In this question from a few day ago, it became evident that, given a known vector space $(V,+,\times)$, a possible vector space $(W,\oplus,\otimes)$, and a transformation $T:V\rightarrow W$ that is is bijective and linear with respect to $+,\times,\oplus,\otimes$, then $(W,\oplus,\otimes)$ is indeed a vector space.
In other words, the existence of this would-be vector space isomorphism $T$ results in $(W,\oplus,\odot)$ being a vector space, since $W$ “should” be isomorphic with $V$.
Can this be generalized to other categories? That is, if $A$ is an object in a category, $B$ is suspected of being in that category, and $T:A\rightarrow B$ would be an isomorphism if we knew $B$ to be another object in that same category, does the existence of this $T$ guarantee $B$ to be another object in the same category as $A?$ If not, how general can this idea be beyond vector spaces?
If this is true, applications could be:
Finding a would-be isomorphism between a known and suspected vector space, rather than running through the vector space axioms for the suspected vector space (as in the link)
Finding a would-be homeomorphism between a known and suspected topological space, rather than showing the suspected open sets in the latter space to satisfy the axioms of being a topology
I think a useful general situation to ask about would be: suppose $\mathcal{C}'$ is a subcategory of $\mathcal{C}$. We could then define $\mathcal{C}'$ to be closed under isomorphisms if whenever $f \in \operatorname{Hom}_{\mathcal{C}}(X, Y)$ is an isomorphism, and $X \in \mathcal{C}'$, then $Y \in \mathcal{C}'$ and $f\in \mathcal{C}'$ also.
However, subcategories are not necessarily closed under isomorphisms. (Though "nicely defined" subcategories will tend to be closed under isomorphisms.) One possible example: if you take the category of vector spaces, then the full subcategory whose objects are $\{ \mathbb{R}^n \mid n \in \mathbb{N} \}$ would not be closed under isomorphisms, since for example the set of polynomials of degree $< n$ is isomorphic to $\mathbb{R}^n$ but is not literally equal to $\mathbb{R}^n$.
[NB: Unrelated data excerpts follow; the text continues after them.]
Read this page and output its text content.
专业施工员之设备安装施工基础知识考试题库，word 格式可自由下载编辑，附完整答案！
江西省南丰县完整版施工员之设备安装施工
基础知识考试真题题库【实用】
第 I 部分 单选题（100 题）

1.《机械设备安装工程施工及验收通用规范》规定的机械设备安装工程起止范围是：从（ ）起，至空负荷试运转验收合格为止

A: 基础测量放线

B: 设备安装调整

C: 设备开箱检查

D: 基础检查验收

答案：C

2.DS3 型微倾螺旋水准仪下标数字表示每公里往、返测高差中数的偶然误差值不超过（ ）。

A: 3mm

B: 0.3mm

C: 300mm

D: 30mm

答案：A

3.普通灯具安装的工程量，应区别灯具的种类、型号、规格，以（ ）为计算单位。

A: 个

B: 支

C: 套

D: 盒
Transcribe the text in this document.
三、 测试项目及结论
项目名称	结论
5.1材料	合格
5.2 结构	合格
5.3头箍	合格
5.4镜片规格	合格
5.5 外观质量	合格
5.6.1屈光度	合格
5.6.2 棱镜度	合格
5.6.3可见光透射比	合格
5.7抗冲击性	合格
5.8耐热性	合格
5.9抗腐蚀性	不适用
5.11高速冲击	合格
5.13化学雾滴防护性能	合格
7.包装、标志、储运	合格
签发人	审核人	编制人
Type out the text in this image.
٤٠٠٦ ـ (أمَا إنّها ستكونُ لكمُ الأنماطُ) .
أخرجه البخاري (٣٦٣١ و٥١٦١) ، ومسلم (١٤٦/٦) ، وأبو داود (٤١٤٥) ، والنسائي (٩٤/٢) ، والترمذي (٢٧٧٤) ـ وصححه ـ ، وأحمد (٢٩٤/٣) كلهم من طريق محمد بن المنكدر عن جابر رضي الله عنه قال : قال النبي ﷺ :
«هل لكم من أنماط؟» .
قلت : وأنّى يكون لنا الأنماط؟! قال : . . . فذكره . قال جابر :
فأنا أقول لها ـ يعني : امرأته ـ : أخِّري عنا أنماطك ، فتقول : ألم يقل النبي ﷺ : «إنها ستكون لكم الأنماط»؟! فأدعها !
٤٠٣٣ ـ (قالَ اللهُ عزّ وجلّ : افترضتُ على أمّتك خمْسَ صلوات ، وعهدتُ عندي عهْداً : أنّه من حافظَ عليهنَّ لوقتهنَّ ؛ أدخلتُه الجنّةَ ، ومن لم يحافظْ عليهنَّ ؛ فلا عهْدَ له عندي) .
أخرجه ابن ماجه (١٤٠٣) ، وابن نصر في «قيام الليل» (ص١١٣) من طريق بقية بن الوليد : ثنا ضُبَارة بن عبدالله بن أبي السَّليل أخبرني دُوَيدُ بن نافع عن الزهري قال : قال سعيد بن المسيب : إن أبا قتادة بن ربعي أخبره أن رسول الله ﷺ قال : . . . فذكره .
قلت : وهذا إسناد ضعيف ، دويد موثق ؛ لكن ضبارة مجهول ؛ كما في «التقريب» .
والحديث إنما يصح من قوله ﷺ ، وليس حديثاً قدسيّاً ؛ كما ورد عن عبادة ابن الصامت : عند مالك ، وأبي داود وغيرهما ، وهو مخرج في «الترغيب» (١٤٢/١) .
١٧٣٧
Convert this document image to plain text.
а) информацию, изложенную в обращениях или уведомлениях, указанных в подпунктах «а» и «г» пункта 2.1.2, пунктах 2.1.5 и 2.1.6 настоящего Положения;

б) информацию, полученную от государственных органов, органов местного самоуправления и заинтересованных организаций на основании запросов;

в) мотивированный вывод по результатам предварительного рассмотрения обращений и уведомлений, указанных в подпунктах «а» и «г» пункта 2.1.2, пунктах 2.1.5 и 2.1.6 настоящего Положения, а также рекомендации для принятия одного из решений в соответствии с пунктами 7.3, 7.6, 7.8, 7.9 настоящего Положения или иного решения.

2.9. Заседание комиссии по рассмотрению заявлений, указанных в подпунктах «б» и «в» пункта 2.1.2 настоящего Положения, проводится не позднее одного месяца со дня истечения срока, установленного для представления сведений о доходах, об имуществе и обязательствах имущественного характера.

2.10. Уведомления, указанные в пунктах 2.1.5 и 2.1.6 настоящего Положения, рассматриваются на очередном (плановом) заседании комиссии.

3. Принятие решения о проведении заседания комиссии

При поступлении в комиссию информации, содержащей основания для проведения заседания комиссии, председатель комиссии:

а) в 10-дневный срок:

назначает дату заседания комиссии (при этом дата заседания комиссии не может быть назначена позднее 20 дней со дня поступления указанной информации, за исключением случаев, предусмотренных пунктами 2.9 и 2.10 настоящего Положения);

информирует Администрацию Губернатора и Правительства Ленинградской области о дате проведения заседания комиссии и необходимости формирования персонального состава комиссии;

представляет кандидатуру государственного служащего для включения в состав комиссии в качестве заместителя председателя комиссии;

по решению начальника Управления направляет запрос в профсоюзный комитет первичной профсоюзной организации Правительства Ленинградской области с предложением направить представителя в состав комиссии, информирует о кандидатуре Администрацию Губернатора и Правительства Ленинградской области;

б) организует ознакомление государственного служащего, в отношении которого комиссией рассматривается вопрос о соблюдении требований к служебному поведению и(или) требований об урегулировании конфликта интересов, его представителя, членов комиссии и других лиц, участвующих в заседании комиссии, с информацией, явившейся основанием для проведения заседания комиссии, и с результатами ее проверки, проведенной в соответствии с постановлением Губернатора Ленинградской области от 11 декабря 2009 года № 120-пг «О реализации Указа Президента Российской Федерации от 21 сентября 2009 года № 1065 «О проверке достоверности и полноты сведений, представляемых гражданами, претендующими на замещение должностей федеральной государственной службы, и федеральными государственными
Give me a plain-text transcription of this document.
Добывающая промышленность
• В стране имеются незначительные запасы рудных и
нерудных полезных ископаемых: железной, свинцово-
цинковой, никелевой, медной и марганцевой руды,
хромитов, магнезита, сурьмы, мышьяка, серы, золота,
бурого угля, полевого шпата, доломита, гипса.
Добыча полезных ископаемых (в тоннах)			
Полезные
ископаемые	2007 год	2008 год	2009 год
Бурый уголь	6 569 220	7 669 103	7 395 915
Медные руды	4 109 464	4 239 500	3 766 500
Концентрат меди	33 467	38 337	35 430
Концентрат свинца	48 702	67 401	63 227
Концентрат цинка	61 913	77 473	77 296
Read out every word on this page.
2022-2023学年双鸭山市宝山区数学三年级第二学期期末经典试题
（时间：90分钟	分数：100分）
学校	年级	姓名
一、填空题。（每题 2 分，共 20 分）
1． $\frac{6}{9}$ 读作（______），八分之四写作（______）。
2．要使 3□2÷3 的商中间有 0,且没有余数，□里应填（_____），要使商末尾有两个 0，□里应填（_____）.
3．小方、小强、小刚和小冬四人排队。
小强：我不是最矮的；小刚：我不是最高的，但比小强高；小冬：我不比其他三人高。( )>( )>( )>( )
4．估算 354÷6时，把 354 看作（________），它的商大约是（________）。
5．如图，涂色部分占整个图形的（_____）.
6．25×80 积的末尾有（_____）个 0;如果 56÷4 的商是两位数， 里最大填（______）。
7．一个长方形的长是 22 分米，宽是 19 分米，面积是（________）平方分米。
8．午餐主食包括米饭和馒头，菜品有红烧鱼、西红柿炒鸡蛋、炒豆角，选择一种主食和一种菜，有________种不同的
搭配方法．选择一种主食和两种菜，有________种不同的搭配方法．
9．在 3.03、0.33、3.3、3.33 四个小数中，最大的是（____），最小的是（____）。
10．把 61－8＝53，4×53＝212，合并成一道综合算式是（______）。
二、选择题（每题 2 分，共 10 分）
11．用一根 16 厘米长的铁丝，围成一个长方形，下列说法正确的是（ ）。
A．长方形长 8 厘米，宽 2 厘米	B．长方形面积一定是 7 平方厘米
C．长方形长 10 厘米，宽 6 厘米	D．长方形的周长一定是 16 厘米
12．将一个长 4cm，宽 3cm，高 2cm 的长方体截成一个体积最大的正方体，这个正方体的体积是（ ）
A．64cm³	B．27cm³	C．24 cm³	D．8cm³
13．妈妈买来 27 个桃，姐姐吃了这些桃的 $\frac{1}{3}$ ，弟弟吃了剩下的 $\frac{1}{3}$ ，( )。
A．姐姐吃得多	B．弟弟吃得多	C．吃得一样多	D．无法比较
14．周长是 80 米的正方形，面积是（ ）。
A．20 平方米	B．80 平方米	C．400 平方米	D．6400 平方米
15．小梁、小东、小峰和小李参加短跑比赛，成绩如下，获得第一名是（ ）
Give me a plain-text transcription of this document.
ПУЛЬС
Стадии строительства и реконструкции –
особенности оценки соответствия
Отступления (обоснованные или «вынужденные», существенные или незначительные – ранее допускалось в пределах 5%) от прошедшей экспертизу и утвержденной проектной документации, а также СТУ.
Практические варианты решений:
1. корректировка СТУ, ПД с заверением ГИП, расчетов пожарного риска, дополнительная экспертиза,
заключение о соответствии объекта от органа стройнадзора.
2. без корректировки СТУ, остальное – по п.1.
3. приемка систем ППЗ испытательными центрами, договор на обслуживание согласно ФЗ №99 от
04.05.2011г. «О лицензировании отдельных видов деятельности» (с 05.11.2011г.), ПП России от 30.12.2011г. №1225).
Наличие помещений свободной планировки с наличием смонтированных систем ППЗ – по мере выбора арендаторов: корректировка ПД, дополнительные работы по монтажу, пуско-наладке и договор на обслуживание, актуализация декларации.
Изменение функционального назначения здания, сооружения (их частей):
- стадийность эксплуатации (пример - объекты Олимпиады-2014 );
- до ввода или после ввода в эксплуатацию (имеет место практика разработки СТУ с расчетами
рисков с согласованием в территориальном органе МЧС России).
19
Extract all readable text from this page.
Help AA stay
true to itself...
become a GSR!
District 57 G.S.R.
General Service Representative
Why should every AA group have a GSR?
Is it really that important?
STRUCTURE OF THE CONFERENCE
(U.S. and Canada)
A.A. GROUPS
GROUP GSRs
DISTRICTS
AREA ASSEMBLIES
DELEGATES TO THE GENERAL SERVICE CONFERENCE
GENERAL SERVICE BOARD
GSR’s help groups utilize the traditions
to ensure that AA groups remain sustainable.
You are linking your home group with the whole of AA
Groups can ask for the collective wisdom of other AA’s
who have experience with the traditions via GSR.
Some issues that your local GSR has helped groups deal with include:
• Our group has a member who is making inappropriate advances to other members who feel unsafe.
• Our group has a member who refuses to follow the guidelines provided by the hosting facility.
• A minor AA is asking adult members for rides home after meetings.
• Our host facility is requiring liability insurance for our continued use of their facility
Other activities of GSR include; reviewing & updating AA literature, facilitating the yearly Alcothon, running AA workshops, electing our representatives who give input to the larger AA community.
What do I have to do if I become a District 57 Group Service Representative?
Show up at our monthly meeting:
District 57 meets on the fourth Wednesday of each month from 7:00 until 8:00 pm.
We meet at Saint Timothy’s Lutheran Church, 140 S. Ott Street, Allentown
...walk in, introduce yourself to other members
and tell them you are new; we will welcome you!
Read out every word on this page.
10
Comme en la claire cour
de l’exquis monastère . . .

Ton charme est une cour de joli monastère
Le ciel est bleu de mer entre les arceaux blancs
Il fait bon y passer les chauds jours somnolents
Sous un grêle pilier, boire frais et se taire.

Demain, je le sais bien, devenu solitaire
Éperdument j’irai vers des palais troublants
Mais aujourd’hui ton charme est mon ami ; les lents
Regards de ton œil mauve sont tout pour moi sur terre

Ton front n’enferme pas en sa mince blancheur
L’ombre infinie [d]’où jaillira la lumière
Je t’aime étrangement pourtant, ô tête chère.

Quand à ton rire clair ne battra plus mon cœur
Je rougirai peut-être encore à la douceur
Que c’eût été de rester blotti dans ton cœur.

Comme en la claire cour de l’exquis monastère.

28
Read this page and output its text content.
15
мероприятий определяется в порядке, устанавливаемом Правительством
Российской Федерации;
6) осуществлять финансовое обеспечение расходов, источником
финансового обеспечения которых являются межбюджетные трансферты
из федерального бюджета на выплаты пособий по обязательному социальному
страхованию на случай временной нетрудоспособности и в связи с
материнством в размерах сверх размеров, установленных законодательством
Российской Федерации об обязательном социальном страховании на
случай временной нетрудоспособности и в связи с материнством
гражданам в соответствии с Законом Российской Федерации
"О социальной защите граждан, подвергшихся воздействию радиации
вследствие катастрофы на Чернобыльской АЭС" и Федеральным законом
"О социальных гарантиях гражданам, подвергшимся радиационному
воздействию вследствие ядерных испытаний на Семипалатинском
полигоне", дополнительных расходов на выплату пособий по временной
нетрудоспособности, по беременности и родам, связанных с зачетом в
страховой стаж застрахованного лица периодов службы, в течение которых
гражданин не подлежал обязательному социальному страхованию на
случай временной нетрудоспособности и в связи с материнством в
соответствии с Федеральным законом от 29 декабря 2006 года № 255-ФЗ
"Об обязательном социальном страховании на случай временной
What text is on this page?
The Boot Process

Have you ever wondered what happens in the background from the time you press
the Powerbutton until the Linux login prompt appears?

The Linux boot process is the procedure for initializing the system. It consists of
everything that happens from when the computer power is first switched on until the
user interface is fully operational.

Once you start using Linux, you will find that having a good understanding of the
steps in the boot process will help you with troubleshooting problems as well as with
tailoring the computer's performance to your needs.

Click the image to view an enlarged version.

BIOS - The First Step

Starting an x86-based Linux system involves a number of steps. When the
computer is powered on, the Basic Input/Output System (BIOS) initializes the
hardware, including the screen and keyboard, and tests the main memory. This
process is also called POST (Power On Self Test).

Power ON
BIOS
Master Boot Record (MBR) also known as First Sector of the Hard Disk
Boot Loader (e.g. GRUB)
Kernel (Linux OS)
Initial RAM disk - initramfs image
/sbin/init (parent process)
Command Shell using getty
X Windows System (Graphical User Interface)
On the other hand, an example of a subcategory which would be closed under isomorphisms, and would generalize your example: suppose $\mathcal{C}$ is a variety of algebras, and $\mathcal{C}'$ is the full subcategory whose objects are the objects of $\mathcal{C}$ satisfying some additional set of identities (compared to the set of identities you already have in the definition of $\mathcal{C}$). Then $\mathcal{C}'$ is in fact closed under isomorphisms. Your example would be the case: $\mathcal{C}$ is the category of sets $V$ with a binary operation $+ : V\times V \to V$, a scalar multiplication (expressed as a family of unary operators $\lambda \cdot : V\to V$ for each $\lambda \in \mathbb{R}$), etc., but not necessarily satisfying the vector space axioms. Then the category of vector spaces is a subcategory of this type, so it is closed under isomorphisms.
(The topological space example doesn't quite fit under this class of examples. However, it is similar: the category of topological spaces is a full subcategory of the category of sets $X$ along with a subset $\mathcal{T}_X \subseteq \mathcal{P}X$, where morphisms are the functions $f:X\to Y$ such that whenever $V \in \mathcal{T}_Y$, we have $f^{-1}(V) \in \mathcal{T}_X$. Then this subcategory is indeed closed under isomorphisms.)